HOT WATER BATHING
As recently as the 19th and early 20th centuries, people flocked to sites of natural hot water-spas to take ‘the cure’. Hoping to be cured of diseases such as tuberculosis or gout, many certainly experienced some measure of healing.
Fortunately, today many of the diseases that people hoped hot water bathing would help have been eradicated through better diet, modern hygiene, clean drinking water, immunization program and drugs.
The advent of the modern bathroom has brought hot water into almost every home. Hot water is more than just a convenience. Used properly, it is a powerful therapeutic tool which you can use in the convenience and privacy of your own bathroom.
PHYSIOLOGICAL EFFECTS OF HOT WATER
# Temporarily increased blood pressure followed by decreased blood pressure.
# Increased superficial circulation.
# Increased blood supply muscles.
# General muscle relaxation, relief of muscle spasm.
# Increased heart rate.
# Increased blood volume.
# Promotion of sweating and increased elimination of metabolic waste.
# Increased metabolism with more oxygen to the tissue and increasing carbon dioxide production.
# Increased respiration rate.
# Stimulation of the immune system and increased antibody production.
# Stimulation of liver chemistry and lactic acid conversion.
# Sedation of sensory motor neurons and pain relief.

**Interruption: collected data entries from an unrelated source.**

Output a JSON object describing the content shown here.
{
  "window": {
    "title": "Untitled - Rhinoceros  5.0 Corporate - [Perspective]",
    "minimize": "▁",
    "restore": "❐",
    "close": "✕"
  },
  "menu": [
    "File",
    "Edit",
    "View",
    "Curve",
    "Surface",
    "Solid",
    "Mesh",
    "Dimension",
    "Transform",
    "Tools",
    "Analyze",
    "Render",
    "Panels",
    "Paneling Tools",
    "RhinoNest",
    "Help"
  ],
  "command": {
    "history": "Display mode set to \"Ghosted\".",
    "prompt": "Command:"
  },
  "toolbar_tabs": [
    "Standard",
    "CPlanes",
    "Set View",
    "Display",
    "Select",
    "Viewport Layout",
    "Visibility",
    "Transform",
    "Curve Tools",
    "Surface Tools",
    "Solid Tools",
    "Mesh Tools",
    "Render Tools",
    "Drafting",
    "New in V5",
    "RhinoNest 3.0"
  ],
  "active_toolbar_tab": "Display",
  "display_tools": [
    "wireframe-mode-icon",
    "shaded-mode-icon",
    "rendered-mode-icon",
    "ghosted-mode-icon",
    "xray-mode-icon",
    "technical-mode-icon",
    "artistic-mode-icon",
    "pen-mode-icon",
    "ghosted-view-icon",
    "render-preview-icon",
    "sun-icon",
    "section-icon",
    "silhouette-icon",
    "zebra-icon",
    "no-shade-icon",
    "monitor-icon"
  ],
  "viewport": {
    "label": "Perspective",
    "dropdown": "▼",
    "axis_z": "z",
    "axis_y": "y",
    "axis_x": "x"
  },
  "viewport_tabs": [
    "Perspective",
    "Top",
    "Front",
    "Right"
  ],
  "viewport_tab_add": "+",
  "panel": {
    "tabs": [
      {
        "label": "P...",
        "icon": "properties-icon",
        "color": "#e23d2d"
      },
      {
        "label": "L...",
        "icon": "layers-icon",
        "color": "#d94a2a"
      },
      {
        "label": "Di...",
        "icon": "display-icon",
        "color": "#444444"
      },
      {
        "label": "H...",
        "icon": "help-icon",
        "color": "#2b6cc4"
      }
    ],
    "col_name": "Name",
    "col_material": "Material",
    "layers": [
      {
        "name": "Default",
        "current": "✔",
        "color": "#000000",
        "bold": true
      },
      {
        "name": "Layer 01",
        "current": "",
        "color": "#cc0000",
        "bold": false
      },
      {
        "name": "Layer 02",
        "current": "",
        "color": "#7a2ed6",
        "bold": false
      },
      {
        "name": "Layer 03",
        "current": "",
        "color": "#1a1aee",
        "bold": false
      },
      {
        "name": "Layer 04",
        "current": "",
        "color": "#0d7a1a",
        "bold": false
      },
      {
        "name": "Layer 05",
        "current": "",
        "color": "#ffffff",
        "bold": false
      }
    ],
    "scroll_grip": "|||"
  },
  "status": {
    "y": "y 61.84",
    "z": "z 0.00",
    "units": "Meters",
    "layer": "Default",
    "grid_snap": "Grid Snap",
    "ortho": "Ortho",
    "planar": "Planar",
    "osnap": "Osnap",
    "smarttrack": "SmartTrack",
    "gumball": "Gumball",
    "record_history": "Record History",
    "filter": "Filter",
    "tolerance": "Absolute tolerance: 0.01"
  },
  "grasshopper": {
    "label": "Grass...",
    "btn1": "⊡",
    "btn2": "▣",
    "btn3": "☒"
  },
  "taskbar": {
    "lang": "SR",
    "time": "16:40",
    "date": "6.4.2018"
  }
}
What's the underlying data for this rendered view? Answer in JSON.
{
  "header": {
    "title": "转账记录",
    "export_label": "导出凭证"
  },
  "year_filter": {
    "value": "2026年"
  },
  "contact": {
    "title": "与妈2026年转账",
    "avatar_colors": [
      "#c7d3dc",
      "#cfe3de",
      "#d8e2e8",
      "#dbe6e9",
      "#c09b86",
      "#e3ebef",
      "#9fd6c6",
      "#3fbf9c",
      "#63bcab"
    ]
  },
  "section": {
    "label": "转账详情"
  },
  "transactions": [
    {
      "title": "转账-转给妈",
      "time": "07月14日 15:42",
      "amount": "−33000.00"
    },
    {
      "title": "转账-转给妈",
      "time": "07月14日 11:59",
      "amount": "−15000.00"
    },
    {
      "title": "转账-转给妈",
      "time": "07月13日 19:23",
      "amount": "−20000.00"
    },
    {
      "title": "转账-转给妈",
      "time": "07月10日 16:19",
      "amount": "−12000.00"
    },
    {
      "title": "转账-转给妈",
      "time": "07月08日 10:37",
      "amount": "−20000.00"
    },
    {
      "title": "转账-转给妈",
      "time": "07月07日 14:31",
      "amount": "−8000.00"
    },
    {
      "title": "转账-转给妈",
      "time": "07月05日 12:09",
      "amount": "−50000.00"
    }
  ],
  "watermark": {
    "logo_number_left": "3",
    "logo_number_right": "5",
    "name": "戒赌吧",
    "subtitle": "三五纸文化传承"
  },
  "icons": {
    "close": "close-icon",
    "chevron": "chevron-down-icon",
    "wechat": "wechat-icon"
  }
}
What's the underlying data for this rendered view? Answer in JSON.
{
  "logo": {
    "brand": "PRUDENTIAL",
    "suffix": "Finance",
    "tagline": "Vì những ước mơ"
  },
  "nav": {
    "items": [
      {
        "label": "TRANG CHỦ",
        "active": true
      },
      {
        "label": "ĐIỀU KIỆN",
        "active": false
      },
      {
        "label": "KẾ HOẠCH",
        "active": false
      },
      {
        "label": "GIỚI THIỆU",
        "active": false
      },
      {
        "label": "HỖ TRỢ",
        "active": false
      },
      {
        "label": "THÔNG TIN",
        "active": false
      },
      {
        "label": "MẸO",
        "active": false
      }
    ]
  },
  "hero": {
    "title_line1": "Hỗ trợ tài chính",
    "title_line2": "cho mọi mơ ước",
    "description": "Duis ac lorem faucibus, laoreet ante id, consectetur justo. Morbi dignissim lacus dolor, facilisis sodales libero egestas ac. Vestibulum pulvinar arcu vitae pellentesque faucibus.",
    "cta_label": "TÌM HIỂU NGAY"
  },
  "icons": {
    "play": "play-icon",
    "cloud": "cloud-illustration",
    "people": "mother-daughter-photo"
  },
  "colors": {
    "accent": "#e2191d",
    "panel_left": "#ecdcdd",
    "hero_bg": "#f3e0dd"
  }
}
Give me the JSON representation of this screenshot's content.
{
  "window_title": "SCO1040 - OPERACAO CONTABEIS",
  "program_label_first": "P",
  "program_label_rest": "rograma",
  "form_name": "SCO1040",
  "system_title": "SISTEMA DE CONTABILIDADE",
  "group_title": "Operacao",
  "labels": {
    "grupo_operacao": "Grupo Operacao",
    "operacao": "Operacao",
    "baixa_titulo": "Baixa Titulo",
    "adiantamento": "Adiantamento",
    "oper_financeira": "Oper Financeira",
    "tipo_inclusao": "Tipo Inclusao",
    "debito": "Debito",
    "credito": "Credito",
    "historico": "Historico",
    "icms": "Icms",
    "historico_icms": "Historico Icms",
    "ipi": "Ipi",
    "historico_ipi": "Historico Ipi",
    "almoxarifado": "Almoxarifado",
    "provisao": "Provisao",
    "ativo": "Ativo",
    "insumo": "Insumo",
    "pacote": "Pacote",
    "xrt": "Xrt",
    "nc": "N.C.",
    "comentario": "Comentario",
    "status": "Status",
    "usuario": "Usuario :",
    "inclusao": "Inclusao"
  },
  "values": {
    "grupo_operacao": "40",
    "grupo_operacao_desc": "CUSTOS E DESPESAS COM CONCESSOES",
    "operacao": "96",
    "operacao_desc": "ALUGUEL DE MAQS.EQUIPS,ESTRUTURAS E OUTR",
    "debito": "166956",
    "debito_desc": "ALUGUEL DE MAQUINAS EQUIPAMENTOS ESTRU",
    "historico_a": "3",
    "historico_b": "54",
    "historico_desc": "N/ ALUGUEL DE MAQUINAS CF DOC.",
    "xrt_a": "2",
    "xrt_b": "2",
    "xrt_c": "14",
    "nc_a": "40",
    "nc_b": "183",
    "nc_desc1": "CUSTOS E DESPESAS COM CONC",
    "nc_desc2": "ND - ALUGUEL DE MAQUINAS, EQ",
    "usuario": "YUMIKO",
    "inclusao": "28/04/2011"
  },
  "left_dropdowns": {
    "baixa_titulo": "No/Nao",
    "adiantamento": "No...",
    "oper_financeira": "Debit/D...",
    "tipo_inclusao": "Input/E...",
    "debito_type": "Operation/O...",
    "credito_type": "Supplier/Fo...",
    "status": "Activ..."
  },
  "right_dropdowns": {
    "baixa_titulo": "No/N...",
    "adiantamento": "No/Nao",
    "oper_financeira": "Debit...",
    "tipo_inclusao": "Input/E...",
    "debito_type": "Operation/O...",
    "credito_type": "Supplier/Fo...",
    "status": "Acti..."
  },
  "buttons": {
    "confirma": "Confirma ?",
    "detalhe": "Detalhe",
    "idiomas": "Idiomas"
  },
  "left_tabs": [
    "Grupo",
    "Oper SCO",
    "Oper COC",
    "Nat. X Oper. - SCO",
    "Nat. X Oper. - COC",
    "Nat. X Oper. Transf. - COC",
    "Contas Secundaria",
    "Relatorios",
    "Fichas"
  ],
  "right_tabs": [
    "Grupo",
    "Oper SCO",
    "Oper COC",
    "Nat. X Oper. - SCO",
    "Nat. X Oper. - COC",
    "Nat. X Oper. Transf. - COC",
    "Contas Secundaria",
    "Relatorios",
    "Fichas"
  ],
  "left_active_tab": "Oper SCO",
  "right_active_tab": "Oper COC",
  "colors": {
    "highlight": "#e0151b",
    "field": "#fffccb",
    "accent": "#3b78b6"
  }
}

Also read our article on: Importance of Drinking Water
INDICATIONS FOR HOT WATER BATHING
# Back pain
# Muscle spasm and muscle tension
# Sprains and strains
# Bruises and contusions.
CONTRA-INDICATIONS FOR HOT WATER BATHING
Hot water bathing is not advised when the following conditions are present. Keep in mind, too that the technique is not appropriate for infants and very young children.
# Acute fever
# Severe cardiac complications
# Acute bleeding, open wounds, pressure sores
# Acute skin infections, contagious skin rashes
# Thermal nerve deficiency
# Incontinence of bladder/bowel
# Severe hydrophobia
# Malignancy or active T.B.
PRECAUTIONS REGARDING HOT WATER BATHING
Check with your doctor if you have any of the following conditions and would like to try hot water bathing.
# Acute injury
# Postural hypo tension
# Cardiac history
# Obesity or physical disability
# Impaired balance
EXPERIENCE IN HOT WATER
When you first encounter hot water in the shower, the tub or the hot tub, it takes your body a few minutes to adjust to the new temperature sensation.
During these moments, you experience a temporary increase in blood pressure as the circulatory system respond to the new environment.
Blood rushed to the skin, where it is warmed by the hot water. This causes the blood vessels to expand and the blood pressure to drop back down.
The rush of warmed blood than penetrates deeper into the tissue below the skin, bringing more oxygen.
It also brings a soothing, relaxing sensation as the warmed blood continues to expand more vessels. Even chronically tight muscles, which are responsible for much back pain, begin to relax.
That allows the free movement necessary for exercise and stretching.
At the same time that the muscles begin to relax, the nerves are soothed and pain is relieved.
As the heat goes deeper, your body temperature may increase to as high as 99 degree few more. This is a beneficial effect, helping your body eliminate metabolic products.
HOW HOT A BATH?
Heat tolerance is one of those individual preferences, so when bathing, find what feels best for you. Don’t scald or parboil yourself! Remember that hot water has many physiological effects and take these into account for therapeutic and safety purposes.
For example: Hot water lowers blood pressure, so be careful when beginning to stand up out of a bath tub, especially if it is very hot. If you feel dizzy, proceed with great caution.
Sit for a while first and let your upper body cool down out of the water before attending to stand up.
You sweat a lot in hot water, particularly on your head, so drink some water when you’re thirsty and wipe your face with the cool damp wash cloth.
FOR ADDITIONALLY LUXURY
For a nifty way to turn your bath into an herbal bath is to drop a bag of chamomile or mint tea into your bath water. Both will add soothing effect and feel great. They also won’t dry the skin as much as soaps, perfumes and bubble baths.